TENGO claras muy pocas cosas. Una de ellas es que entre la nueva cocina latina que practica este humilde columnista, y la nueva cocina a secas que lidera Ferran Adrià, existe el término medio de la cocina tradicional, representada en este caso por el cocinero y gastrónomo Farturo Farias.
Es la de un servidor la típica solución de solterones y Rodríguez vagos consistente en abrir latas de conserva (que si un latina de paté por aquí, que si otra de caviar por allá...). Y si me permito añadir lo de 'nueva' es meramente por el hecho de que uno procura trabajar con conservas para picos finos, de esas que ahora llaman 'delicatessen'.
En cuanto a la nueva cocina a secas, ya estarán ustedes seguramente 'fartucos' de leer los comentarios o contemplar las demostraciones de algunos de los gurús que tanto proliferan, mas sin duda hambrientos en el supuesto de que alguno se haya decidido a catar uno de esos platos enormes con mucho adorno y poca chicha.
Llegó el momento de comentarles ya que el mentado Farturo preparó un suculento plato en la Peña la Raspa, y que mientras lo hacía cantó un conocido rap compuesto por Pixín el Rapero:
Un día, por casualidad, / como en fábula famosa, / se me ocurrió una cosa / que ni al mismísimo Adrià: cual Job, el de la paciencia, / hombre sin tacha y sin viciu, / con culinaria sapiencia / abrí lenteja en canal / y la rellené de oriciu. / ¿Mi fama será mundial! / Media docena a la plancha / con fondo de alga marina / y, ¿hala!, Castilla es ancha / y hay personal con pastón, / pues la ambrosía divina / les saldrá por un riñón.
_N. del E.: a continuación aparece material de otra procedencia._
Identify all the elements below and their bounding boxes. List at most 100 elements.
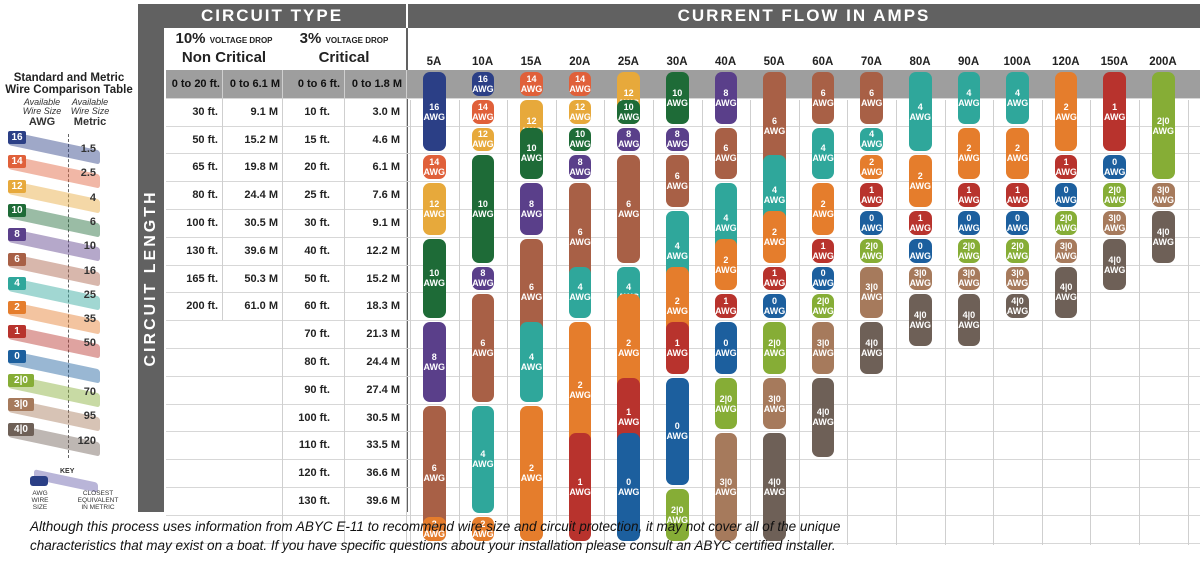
wire-size-unit: AWG <box>1006 97 1029 108</box>
wire-size-bar: 4|0 AWG <box>1054 266 1078 319</box>
wire-size-unit: AWG <box>958 195 980 206</box>
wire-size-bar: 0 AWG <box>666 377 689 485</box>
wire-size-unit: AWG <box>812 347 834 358</box>
length-cell: 0 to 6 ft. <box>297 78 340 90</box>
wire-size-unit: AWG <box>763 278 786 289</box>
wire-size-unit: AWG <box>423 528 446 539</box>
wire-size-value: 4|0 <box>816 407 830 418</box>
awg-chip: 3|0 <box>8 398 34 412</box>
length-cell: 70 ft. <box>304 328 330 341</box>
wire-size-value: 1 <box>626 407 632 418</box>
wire-size-unit: AWG <box>472 459 494 470</box>
wire-size-unit: AWG <box>569 111 591 122</box>
amp-col-line <box>896 100 897 545</box>
wire-size-value: 0 <box>771 296 777 307</box>
length-cell: 6.1 M <box>372 161 400 174</box>
wire-size-value: 0 <box>1014 212 1020 223</box>
wire-size-bar: 0 AWG <box>1006 211 1029 235</box>
wire-size-unit: AWG <box>909 278 932 289</box>
length-cell: 0 to 1.8 M <box>351 78 402 90</box>
wire-size-unit: AWG <box>715 222 737 233</box>
wire-size-value: 8 <box>626 129 632 140</box>
wire-size-unit: AWG <box>860 347 883 358</box>
footer-line1: Although this process uses information f… <box>30 519 841 534</box>
wire-size-unit: AWG <box>520 83 543 94</box>
circuit-type-header: CIRCUIT TYPE <box>138 4 406 28</box>
length-cell: 130 ft. <box>298 495 330 507</box>
noncritical-header: 10% VOLTAGE DROP Non Critical <box>166 30 282 66</box>
wire-size-value: 4|0 <box>914 310 927 321</box>
length-cell: 0 to 20 ft. <box>171 78 220 90</box>
wire-size-unit: AWG <box>1006 250 1029 261</box>
wire-size-value: 16 <box>477 73 488 84</box>
wire-size-value: 12 <box>575 101 586 112</box>
amp-col-line <box>944 100 946 545</box>
wire-size-value: 1 <box>1014 185 1020 196</box>
length-cell: 25 ft. <box>304 189 330 202</box>
crit-name: Critical <box>318 49 370 66</box>
wire-size-bar: 4|0 AWG <box>957 294 981 346</box>
wire-size-value: 2 <box>626 337 632 348</box>
wire-size-unit: AWG <box>958 320 980 331</box>
wire-size-bar: 2|0 AWG <box>860 238 883 263</box>
wire-size-unit: AWG <box>617 417 640 428</box>
wire-size-unit: AWG <box>715 153 737 164</box>
wire-size-bar: 8 AWG <box>617 127 640 152</box>
wire-size-value: 6 <box>577 226 583 237</box>
wire-size-bar: 0 AWG <box>714 322 738 374</box>
wire-size-bar: 2|0 AWG <box>1054 211 1078 235</box>
wire-size-value: 2|0 <box>671 504 684 515</box>
wire-size-bar: 6 AWG <box>520 238 543 346</box>
wire-size-unit: AWG <box>860 222 883 233</box>
wire-size-value: 1 <box>723 296 729 307</box>
wire-size-value: 16 <box>429 101 440 112</box>
wire-size-bar: 8 AWG <box>666 127 689 152</box>
wire-size-bar: 8 AWG <box>471 266 495 291</box>
wire-size-value: 0 <box>674 421 680 432</box>
wire-size-value: 10 <box>575 129 586 140</box>
wire-size-value: 4 <box>528 351 534 362</box>
wire-size-bar: 2 AWG <box>714 238 738 291</box>
wire-size-value: 10 <box>477 198 488 209</box>
metric-value: 95 <box>83 410 96 423</box>
wire-size-bar: 16 AWG <box>471 72 495 96</box>
wire-size-unit: AWG <box>569 486 591 497</box>
wire-size-value: 2 <box>917 171 923 182</box>
amp-col-line <box>555 100 557 545</box>
wire-size-bar: 6 AWG <box>423 405 446 541</box>
metric-value: 120 <box>77 434 96 447</box>
wire-size-bar: 0 AWG <box>860 211 883 235</box>
wire-size-value: 1 <box>577 476 583 487</box>
wire-size-value: 1 <box>674 337 680 348</box>
amp-col-line <box>798 100 800 545</box>
key-sample-awg-swatch <box>30 476 48 486</box>
row-line <box>166 542 1200 544</box>
wire-size-bar: 10 AWG <box>471 155 495 263</box>
wire-size-unit: AWG <box>958 97 980 108</box>
awg-chip: 4|0 <box>8 422 34 436</box>
length-cell: 65 ft. <box>192 161 218 174</box>
wire-size-value: 1 <box>820 240 826 251</box>
metric-value: 70 <box>83 386 96 398</box>
length-col-line <box>344 70 345 543</box>
wire-size-unit: AWG <box>472 278 494 289</box>
wire-size-unit: AWG <box>1055 222 1077 233</box>
wire-size-bar: 6 AWG <box>860 72 883 124</box>
wire-size-unit: AWG <box>569 292 591 303</box>
wire-size-value: 6 <box>626 198 632 209</box>
wire-size-bar: 2|0 AWG <box>811 294 835 319</box>
wire-size-bar: 0 AWG <box>763 294 786 319</box>
amp-col-line <box>1187 100 1189 545</box>
length-cell: 30.5 M <box>366 411 400 424</box>
wire-size-value: 0 <box>966 212 972 223</box>
side-divider-line <box>68 134 69 458</box>
wire-size-unit: AWG <box>666 250 689 261</box>
wire-size-value: 0 <box>1112 157 1118 168</box>
wire-size-bar: 2|0 AWG <box>1103 183 1126 207</box>
amp-label: 200A <box>1149 56 1177 68</box>
wire-size-unit: AWG <box>666 431 689 442</box>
Preparó unes xardes asaes de aquesta guisa (o guiso):
Quitóles las cabezas y las tripas, las lavó a conciencia y las sazonó. Las colocó luego en una fuente con aceite y zumo de limón, regándolas con su propia salsa durante el tiempo que permanecieron en el horno, una media hora más o menos y a temperatura fuerte.
Un plato tan sencillo como sabroso, según se desprende de las exclamaciones mayoritariamente proferidas por los comensales:
-¿Están bárbares!
-¿Manjar de dioses!
-¿Son cojonudes...!
Como reza un viejo refrán 'playu' hoy en desuso, «a falta bonito, Edgarda, cojonuda ye la xarda».